US President Barack Obama
US President Barack ObamaFlash 90

U.S. President Barack Obama says U.S. intelligence estimates show Iran is "a year or more away" from building a nuclear weapon.

In an interview with the Associated Press, Obama acknowledged that U.S. estimates were more conservative than those of Israel, which said Iran was much closer that that to building an atomic weapon.

President Obama also said the world must test whether Iran's President Hassan Rouhani was serious about resolving its nuclear dispute diplomatically.

His comments come after he held a short phone conversation with Rouhani on September 20, in the first direct contact between the two countries' top leadership in more than three decades.

Iran's supreme leader on Saturday backed President Hassan Rouhani's overtures to the West but criticised some aspects of the UN visit, during which he spoke with US counterpart Barack Obama.

The comments were the first public response by Ayatollah Ali Khamenei, who wields ultimate authority in Iran, to Rouhani's opening to the West in New York last week, which was capped by the historic 15-minute telephone conversation with Obama.

"We support the diplomatic initiative of the government and attach importance to its activities in this trip," Khamenei told military commanders and graduating cadets in remarks reported by his website, Khamenei.ir.

However he added – without elaborating – that "some of what happened in the New York trip was not appropriate... although we trust in our officials."

The telephone conversation on September 27 – the first diplomatic contact between Iranian and US presidents -- broke 34 years of icy relations between Tehran and Washington since the 1979 Islamic revolution.

For Khamenei, who has the final say on all matters of state including foreign policy, the suspicion runs deep.

"We are pessimistic towards the Americans and do not put any trust in them. The American government is untrustworthy, supercilious and unreasonable, and breaks its promises," he said.

Rouhani's visit to New York for the UN General Assembly came after Khamenei had given the government permission to show "heroic flexibility", raising Western hopes of a breakthrough in long-troubled talks on Iran's nuclear program.

"Heroic flexibility is very useful and necessary sometimes but with adherence to one main condition," Khamenei had told members of the elite Revolutionary Guards on September 17.

"A wrestler sometimes shows flexibility for technical reasons.
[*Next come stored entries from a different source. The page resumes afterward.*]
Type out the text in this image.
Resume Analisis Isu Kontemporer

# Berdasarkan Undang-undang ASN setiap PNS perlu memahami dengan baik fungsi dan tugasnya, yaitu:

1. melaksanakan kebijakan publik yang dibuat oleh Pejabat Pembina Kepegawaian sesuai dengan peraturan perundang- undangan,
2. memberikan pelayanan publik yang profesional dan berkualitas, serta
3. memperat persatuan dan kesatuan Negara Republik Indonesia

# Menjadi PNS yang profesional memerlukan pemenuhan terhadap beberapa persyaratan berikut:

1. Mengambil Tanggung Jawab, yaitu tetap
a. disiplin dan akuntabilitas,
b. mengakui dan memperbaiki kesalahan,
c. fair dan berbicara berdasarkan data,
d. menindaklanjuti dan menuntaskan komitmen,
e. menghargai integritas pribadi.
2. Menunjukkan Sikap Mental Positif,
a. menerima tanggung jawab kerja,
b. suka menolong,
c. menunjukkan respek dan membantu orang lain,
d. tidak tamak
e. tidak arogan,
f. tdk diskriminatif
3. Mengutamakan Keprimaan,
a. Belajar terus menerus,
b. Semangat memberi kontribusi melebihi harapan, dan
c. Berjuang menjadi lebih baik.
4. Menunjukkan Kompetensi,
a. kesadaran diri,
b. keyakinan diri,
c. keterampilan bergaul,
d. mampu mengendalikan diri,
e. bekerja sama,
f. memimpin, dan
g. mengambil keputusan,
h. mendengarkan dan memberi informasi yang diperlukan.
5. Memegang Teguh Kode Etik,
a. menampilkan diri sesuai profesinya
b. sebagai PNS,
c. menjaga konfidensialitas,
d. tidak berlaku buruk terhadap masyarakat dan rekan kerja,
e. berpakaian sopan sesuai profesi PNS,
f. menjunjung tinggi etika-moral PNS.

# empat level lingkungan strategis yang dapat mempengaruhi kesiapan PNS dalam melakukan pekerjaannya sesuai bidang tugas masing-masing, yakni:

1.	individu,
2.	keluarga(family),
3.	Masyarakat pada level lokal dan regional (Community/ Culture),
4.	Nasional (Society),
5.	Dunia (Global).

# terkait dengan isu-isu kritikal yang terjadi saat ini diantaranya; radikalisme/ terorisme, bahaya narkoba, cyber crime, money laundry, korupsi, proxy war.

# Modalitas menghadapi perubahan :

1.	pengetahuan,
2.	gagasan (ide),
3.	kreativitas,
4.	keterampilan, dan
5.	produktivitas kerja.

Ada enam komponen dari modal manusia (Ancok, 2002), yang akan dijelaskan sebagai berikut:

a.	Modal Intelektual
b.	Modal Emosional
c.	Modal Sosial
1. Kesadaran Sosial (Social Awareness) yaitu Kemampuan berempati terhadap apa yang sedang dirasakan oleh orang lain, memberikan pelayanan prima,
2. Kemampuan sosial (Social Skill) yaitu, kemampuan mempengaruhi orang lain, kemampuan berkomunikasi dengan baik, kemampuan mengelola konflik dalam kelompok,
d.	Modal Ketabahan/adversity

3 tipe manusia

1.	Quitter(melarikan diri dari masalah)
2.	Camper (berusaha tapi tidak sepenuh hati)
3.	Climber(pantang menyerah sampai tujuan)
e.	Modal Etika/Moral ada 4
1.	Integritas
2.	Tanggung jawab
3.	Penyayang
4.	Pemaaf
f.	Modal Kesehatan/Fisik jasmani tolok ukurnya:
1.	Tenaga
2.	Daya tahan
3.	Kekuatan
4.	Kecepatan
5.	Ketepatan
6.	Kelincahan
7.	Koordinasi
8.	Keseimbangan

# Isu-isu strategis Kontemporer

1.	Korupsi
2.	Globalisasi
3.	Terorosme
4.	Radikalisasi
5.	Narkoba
But he does not forget about his opponent nor about his main objective," he said then.

There has also been public criticism of the Rouhani-Obama phone conversation from the Guards, which regards itself as the defender of the values of the revolution.

Its commander General Mohammad Ali Jafari said the Iranian president should have waited for US concessions before agreeing to the call.

But he too voiced broad support for Rouhani's "firm and appropriate position", adding that "tactical errors" could be "repaired".